НЕОХОДИМОЕ ПРИМЕЧАНИЕ. Мы беседовали в мае 2018 г., а накануне, в апреле, в Армении произошла «бархатная революция», начавшаяся с мирных протестов под лозунгом «Сделай шаг, отвергни Сержа». Поводом для народных волнений послужило выдвижение экс-президента Армении Сержа Саргсяна на пост премьер-министра, после того, как он, будучи на посту президента, в 2015 году провел в стране Конституционный референдум, по результатам которого смог передать власть премьер-министру. То есть, как считала оппозиция, — самому себе. Хотя Саргсян клялся, что не будет выдвигаться ни в президенты, ни в премьер-министры, чтобы никто не сомневался, что он эти реформы делает ради демократии и свободы.
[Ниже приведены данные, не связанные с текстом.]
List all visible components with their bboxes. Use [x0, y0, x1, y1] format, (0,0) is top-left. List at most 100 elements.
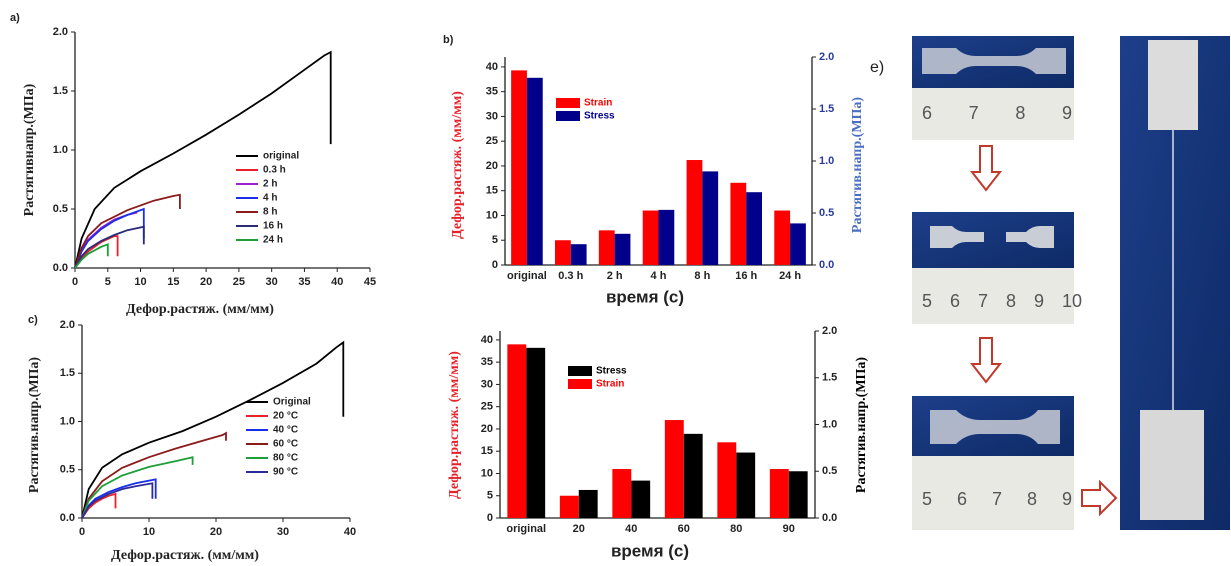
x-tick-label: 60: [678, 523, 690, 535]
y2-axis-label: Растягив.напр.(МПа): [850, 97, 865, 234]
legend-label: 20 °C: [273, 411, 298, 422]
x-tick-label: 0.3 h: [558, 270, 583, 282]
x-tick-label: 25: [233, 276, 245, 288]
bar: [790, 223, 806, 265]
y-tick-label: 1.0: [60, 415, 75, 427]
line-series: [74, 225, 145, 269]
clamp: [1148, 40, 1198, 130]
legend-label: Original: [273, 397, 311, 408]
ruler-label: 9: [1034, 291, 1044, 311]
legend-label: 8 h: [263, 207, 277, 218]
y2-tick-label: 2.0: [822, 325, 837, 337]
ruler-label: 9: [1062, 103, 1072, 123]
x-tick-label: 20: [200, 276, 212, 288]
bar: [730, 182, 747, 265]
ruler: [912, 88, 1074, 140]
line-series: [74, 193, 181, 269]
line-series: [81, 340, 345, 519]
panel-label: e): [870, 59, 884, 76]
x-tick-label: 24 h: [779, 270, 801, 282]
legend-label: 24 h: [263, 235, 283, 246]
line-series: [74, 207, 145, 269]
panel-label: c): [28, 314, 38, 326]
bar: [526, 77, 543, 265]
y-axis-label: Растягивнапр.(МПа): [22, 83, 37, 216]
x-tick-label: 90: [783, 523, 795, 535]
panel-label: b): [443, 34, 454, 46]
ruler-label: 8: [1015, 103, 1025, 123]
ruler-label: 8: [1027, 489, 1037, 509]
line-series: [81, 492, 117, 519]
bar: [631, 480, 651, 518]
x-tick-label: 40: [344, 526, 356, 538]
photo-panel: [912, 36, 1230, 530]
x-axis-label: Дефор.растяж. (мм/мм): [126, 302, 274, 317]
y-tick-label: 25: [486, 135, 498, 147]
y-tick-label: 35: [486, 86, 498, 98]
y2-tick-label: 2.0: [819, 51, 834, 63]
bar: [702, 171, 719, 265]
y-tick-label: 40: [486, 61, 498, 73]
legend-label: original: [263, 151, 299, 162]
ruler-label: 10: [1062, 291, 1082, 311]
y2-tick-label: 1.5: [819, 103, 834, 115]
legend-label: 40 °C: [273, 425, 298, 436]
x-tick-label: 8 h: [694, 270, 710, 282]
bar: [570, 244, 587, 265]
bar: [526, 347, 546, 518]
legend-label: 4 h: [263, 193, 277, 204]
x-axis-label: время (с): [611, 541, 689, 560]
ruler-label: 8: [1006, 291, 1016, 311]
panel-label: a): [10, 12, 20, 24]
bar: [559, 495, 579, 518]
y-tick-label: 10: [486, 209, 498, 221]
y-tick-label: 2.0: [53, 26, 68, 38]
bar: [507, 344, 527, 518]
legend-label: Stress: [596, 366, 627, 377]
arrow: [1081, 479, 1118, 517]
x-tick-label: 10: [143, 526, 155, 538]
bar: [658, 209, 675, 265]
y-tick-label: 15: [481, 445, 493, 457]
ruler-label: 6: [957, 489, 967, 509]
x-tick-label: 4 h: [651, 270, 667, 282]
arrow: [969, 145, 1003, 192]
x-tick-label: 15: [167, 276, 179, 288]
bar: [774, 210, 791, 265]
arrow: [969, 337, 1003, 384]
bar: [554, 240, 571, 265]
x-axis-label: время (с): [606, 287, 684, 306]
y-tick-label: 1.5: [60, 367, 75, 379]
x-tick-label: 0: [72, 276, 78, 288]
x-tick-label: 30: [266, 276, 278, 288]
y-tick-label: 20: [486, 160, 498, 172]
y-tick-label: 0.0: [60, 512, 75, 524]
line-series: [81, 431, 227, 519]
y-tick-label: 0: [487, 512, 493, 524]
bar: [683, 433, 703, 518]
legend-label: 80 °C: [273, 453, 298, 464]
y-tick-label: 1.5: [53, 85, 68, 97]
bar: [578, 489, 598, 518]
legend-label: Strain: [596, 379, 624, 390]
ruler-label: 5: [922, 291, 932, 311]
y-axis-label: Растягив.напр.(МПа): [27, 357, 42, 494]
x-tick-label: 30: [277, 526, 289, 538]
ruler-label: 5: [922, 489, 932, 509]
x-tick-label: 45: [364, 276, 376, 288]
bar: [642, 210, 659, 265]
legend-swatch: [556, 98, 580, 108]
ruler: [912, 456, 1074, 530]
x-tick-label: original: [507, 270, 547, 282]
y2-tick-label: 0.5: [822, 465, 837, 477]
y-tick-label: 30: [481, 378, 493, 390]
ruler-label: 7: [978, 291, 988, 311]
legend-label: 60 °C: [273, 439, 298, 450]
line-series: [74, 243, 109, 269]
legend-label: 90 °C: [273, 467, 298, 478]
legend-swatch: [568, 366, 592, 376]
x-tick-label: 20: [573, 523, 585, 535]
y-tick-label: 40: [481, 334, 493, 346]
ruler-label: 6: [922, 103, 932, 123]
bar: [612, 469, 632, 518]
Итогом этой апрельской революции, стал приход к власти оппозиционного лидера Николы Пашиняна.

Терпеть мы можем…

— Думаете, и у нас, как в Армении, люди могут выйти на улицы? До сих пор не выходили…

— Почему же, выходили. В 1991 году вышли. И на Болотную потом вышли. Могут выйти. Но для этого должно пройти какое-то время. И обнищание населения должно достичь критической точки. Сейчас пока жить можно. Пока есть хлеб любого качества, пока есть картошка. У нас ведь привыкли — перетерпим, переживем. Кто-то из наших олигархов, когда ввели санкции, довольно цинично написал, что мы все равно выиграем эту санкционную войну, потому что мы терпеливее. Мы будем терпеть. А они там, если даже на процент-другой ухудшится жизненный уровень, терпеть не станут.

Но эта идея оказалась глубоко ошибочной. Сейчас, к сожалению, Западом надо считать не только западные, но и восточные страны. И в этот Запад входит не только Европа, не только Америка с Канадой, но и Япония с Кореей, с Сингапуром. Это не пешка. Это действительно сильная, серьезная фигура. Но даже то, что он после двух законных сроков захотел в каком-то качестве остаться у власти на следующий срок, это возмутило народ. Власть должна меняться. Каждая новая власть должна исправлять ошибки предыдущей. Потому что нельзя надеяться, что сама верхушка исправит свои ошибки.

 

Быть последним и любо, и больноБЕСЕДА ВТОРАЯ (время записи: май 2018 г)

Жить мимо власти

— Помнится, как-то вы сказали, что надо жить мимо власти. Это как?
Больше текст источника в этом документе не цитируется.